While standard approaches assume a static visual field, the driver experiences a dynamic field, due to movements of the vehicle and the driver’s head and eyes. Furthermore, the visual scene is complex, meaning it comprises a range of surfaces of different luminances rather than being a simple uniform field. The results (Figure 11) suggest that the Lb values estimated assuming a dynamic visual field are higher than those estimated assuming a static visual field, for both the foveal and peripheral regions. This finding did not change when omitting those parts of the visual field (the upper quadrant of the sampling pattern) considered less relevant for driving.
Within the estimated peripheral luminances, the range from minimum to maximum tends to be higher for the static assumption than for the dynamic assumption. Assuming that the duration of a fixation typically lies in the range of 0.35 s–0.8 s37,38 and that the range of operation of the fast adaptation mechanisms (within 0.2 s, neural adaptation) seems to cover only 2 log units7,15 this makes the dynamic assumption a more likely outcome when the gaze moves within the scene from fixation to fixation. Another way to see the dynamic approach is by looking at the weighted luminances as a likely outcome when considering the whole group of drivers. While the adaptation of a specific driver might be influenced by particularly different luminances (e.g. if the gaze rests at an extreme location), the adaptation of the majority of drivers; however, can be assumed to be influenced by the weighted mean luminance.
The Lb projected towards either foveal or peripheral regions may be of interest. It was found that the Lb values determined for the foveal region were significantly greater than those determined for the peripheral region, for both the static and dynamic assumptions. That finding changed in one case when omitting the upper quadrant of the sampling pattern. The peripheral luminances were, however, much more heterogeneous.

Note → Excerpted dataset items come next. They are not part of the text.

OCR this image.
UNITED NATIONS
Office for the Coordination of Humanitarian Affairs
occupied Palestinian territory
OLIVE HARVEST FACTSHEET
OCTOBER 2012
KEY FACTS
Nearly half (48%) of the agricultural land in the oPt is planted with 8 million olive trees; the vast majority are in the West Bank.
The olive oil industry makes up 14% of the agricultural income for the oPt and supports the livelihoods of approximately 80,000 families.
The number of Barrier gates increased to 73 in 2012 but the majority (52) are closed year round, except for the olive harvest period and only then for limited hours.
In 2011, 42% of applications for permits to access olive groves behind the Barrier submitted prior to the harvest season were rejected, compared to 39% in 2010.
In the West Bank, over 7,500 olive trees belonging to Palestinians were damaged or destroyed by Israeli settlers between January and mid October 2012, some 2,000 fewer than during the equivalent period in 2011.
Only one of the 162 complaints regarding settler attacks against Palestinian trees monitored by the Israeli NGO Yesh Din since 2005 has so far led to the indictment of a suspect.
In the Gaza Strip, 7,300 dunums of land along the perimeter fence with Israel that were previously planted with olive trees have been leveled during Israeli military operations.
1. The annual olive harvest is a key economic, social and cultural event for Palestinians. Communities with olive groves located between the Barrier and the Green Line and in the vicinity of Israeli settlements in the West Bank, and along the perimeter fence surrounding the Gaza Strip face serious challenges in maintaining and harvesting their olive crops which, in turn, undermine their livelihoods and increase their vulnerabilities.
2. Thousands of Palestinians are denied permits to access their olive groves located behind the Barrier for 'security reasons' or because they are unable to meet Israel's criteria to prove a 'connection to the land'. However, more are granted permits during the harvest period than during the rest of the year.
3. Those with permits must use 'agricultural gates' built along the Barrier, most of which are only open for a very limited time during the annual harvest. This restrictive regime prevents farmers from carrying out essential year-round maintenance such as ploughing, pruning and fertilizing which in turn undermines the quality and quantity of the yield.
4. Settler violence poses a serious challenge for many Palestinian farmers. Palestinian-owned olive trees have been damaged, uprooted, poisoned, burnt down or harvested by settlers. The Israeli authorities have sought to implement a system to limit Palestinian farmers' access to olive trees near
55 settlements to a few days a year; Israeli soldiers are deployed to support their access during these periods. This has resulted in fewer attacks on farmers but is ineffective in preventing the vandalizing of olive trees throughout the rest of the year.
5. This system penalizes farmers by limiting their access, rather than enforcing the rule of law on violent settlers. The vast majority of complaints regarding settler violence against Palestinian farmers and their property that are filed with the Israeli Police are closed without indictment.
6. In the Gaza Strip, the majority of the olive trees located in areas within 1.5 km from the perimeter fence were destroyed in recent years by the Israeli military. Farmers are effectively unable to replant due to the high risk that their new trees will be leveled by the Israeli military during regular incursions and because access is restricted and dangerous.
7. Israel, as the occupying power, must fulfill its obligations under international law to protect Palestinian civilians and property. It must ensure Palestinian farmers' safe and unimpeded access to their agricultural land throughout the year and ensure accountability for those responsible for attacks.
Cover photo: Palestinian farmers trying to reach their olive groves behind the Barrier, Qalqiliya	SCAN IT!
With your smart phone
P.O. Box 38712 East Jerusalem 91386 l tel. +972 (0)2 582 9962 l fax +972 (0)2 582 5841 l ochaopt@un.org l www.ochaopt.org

Compared with the Lb estimated for a dynamic peripheral field, a horizon-centred 10° circle led to a slightly higher estimate and the road surface luminance to a slightly lower estimate. As to whether this matters, that depends partly on where the Lb lies within the mesopic range. For lower luminances (the residential road in this study) then the different approaches to estimating Lb affect the estimate of Fmes. For higher luminances approaching the upper boundary of the mesopic range (the main road in this case) then there is little effect on Fmes. CIE TN 00736 proposes use of the average luminance of the design area (i.e. road surface) to estimate Lb. The current work suggests this may lead to a lower estimate of Lb than that determined for a larger peripheral field, and that this may affect consideration of the mesopic effect at low luminances.
Footnotes
Declaration of conflicting interests
The authors declared no potential conflicts of interest with respect to the research, authorship, and/or publication of this article.
Funding
The authors disclosed receipt of the following financial support for the research, authorship, and/or publication of this article: Federal Ministry of Education and Research of Germany (13N10815).